Compounding data sources

Another hurdle that organizations have to deal with is the ever increasing volume of data that is spewed by infrastructure components.

The greater the number of constituent elements monitored and their frequency of probing, the more time and effort needs to be spent filtering, classifying and analyzing data. (And with the law of diminishing returns at work, the greater the monitoring data the lower the return from it.)

Yes, observability solutions have emerged to do most of the heavy lifting in aggregation and analysis of logs, metrics, and traces. But these solutions alone aren't enough: you'll still need significant human resources such as a NOC team at the end of the chain to respond and take action.

Finding the right balance between informativity, granularity, and frequency of infrastructure is vital in addressing this challenge.

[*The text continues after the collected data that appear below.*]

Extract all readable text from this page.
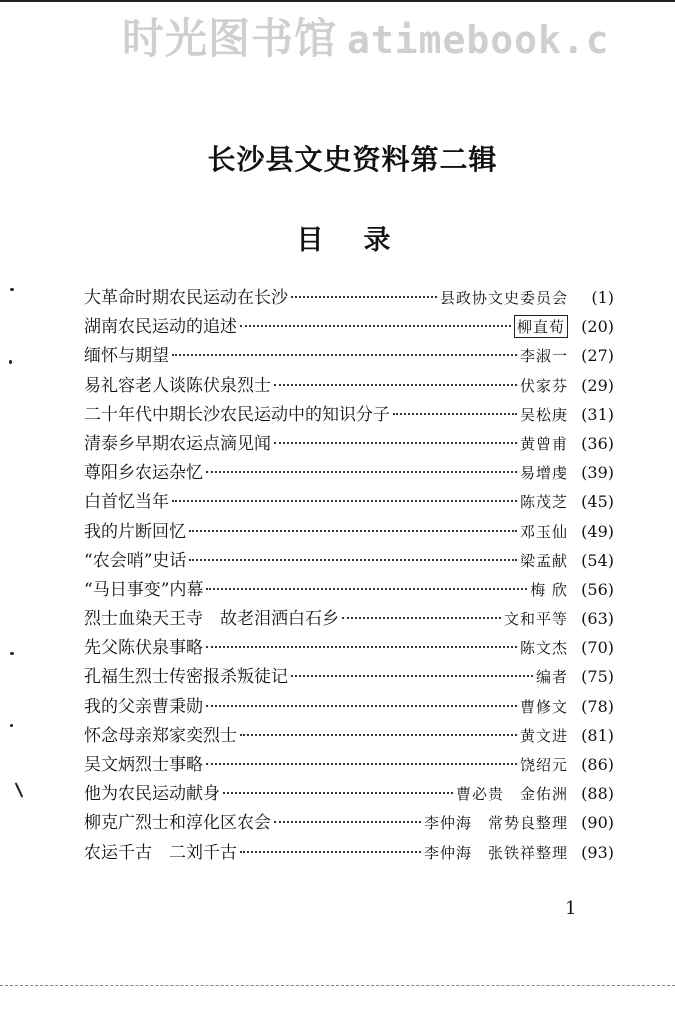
时光图书馆 atimebook.c
长沙县文史资料第二辑
目录
大革命时期农民运动在长沙	县政协文史委员会	(1)
湖南农民运动的追述	柳直荀	(20)
缅怀与期望	李淑一 (27)
易礼容老人谈陈伏泉烈士	伏家芬 (29)
二十年代中期长沙农民运动中的知识分子	吴松庚 (31)
清泰乡早期农运点滴见闻	黄曾甫 (36)
尊阳乡农运杂忆	易增虔 (39)
白首忆当年	陈茂芝 (45)
我的片断回忆	邓玉仙 (49)
“农会哨”史话	梁孟献 (54)
“马日事变”内幕	梅 欣 (56)
烈士血染天王寺　故老泪洒白石乡	文和平等 (63)
先父陈伏泉事略	陈文杰 (70)
孔福生烈士传密报杀叛徒记	编者 (75)
我的父亲曹秉勋	曹修文 (78)
怀念母亲郑家奕烈士	黄文进 (81)
吴文炳烈士事略	饶绍元 (86)
他为农民运动献身	曹必贵　金佑洲 (88)
柳克广烈士和淳化区农会	李仲海　常势良整理 (90)
农运千古　二刘千古	李仲海　张铁祥整理 (93)
1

Infrastructure monitoring best practices

As with anything important, a system is only as effective as its implementation and management. Use the following best practices to set-up an infrastructure monitoring tools that meet the needs of your business:

  • Prioritize alerts: Set detailed, urgent notifications to avoid missing critical issues.
  • Schedule a trial run: Test your system before an actual emergency to fine-tune it.
  • Embrace redundancy: Use both on-premise and cloud solutions, and monitor all data centers for added security.
  • Use support services: Leverage vendor support to resolve issues efficiently.
  • Check your metrics: Regularly review performance metrics and adjust thresholds as needed for optimal results.

The future of monitoring

Infrastructure monitoring tools that are engineered with generative AI capability will be at the forefront of driving proactive monitoring for full stack environments. With the capacity to automatically process, analyze and predict events, the value that such tools provide for organizations in enhancing availability and performance of IT systems is immense. AI systems can both:

  • Handle big data quite comfortably.
  • Facilitate easier automation of routine tasks related to infrastructure monitoring such as collection, analysis and correlation.

In addition, the more organizations that host systems on the cloud, the more likely that monitoring-as-a-service offerings by cloud service providers will be seen as an option. Since these CSPs will have the resources and tools that are tailored to their environments, it will be a no-brainer for enterprises to outsource to them, rather than go the difficult route of investing in a variety of tools to monitor their infrastructure sprawl.

This means that organizations can focus better on their core objectives of delivering and improving their service offerings, while letting cloud providers carry out the monitoring activities.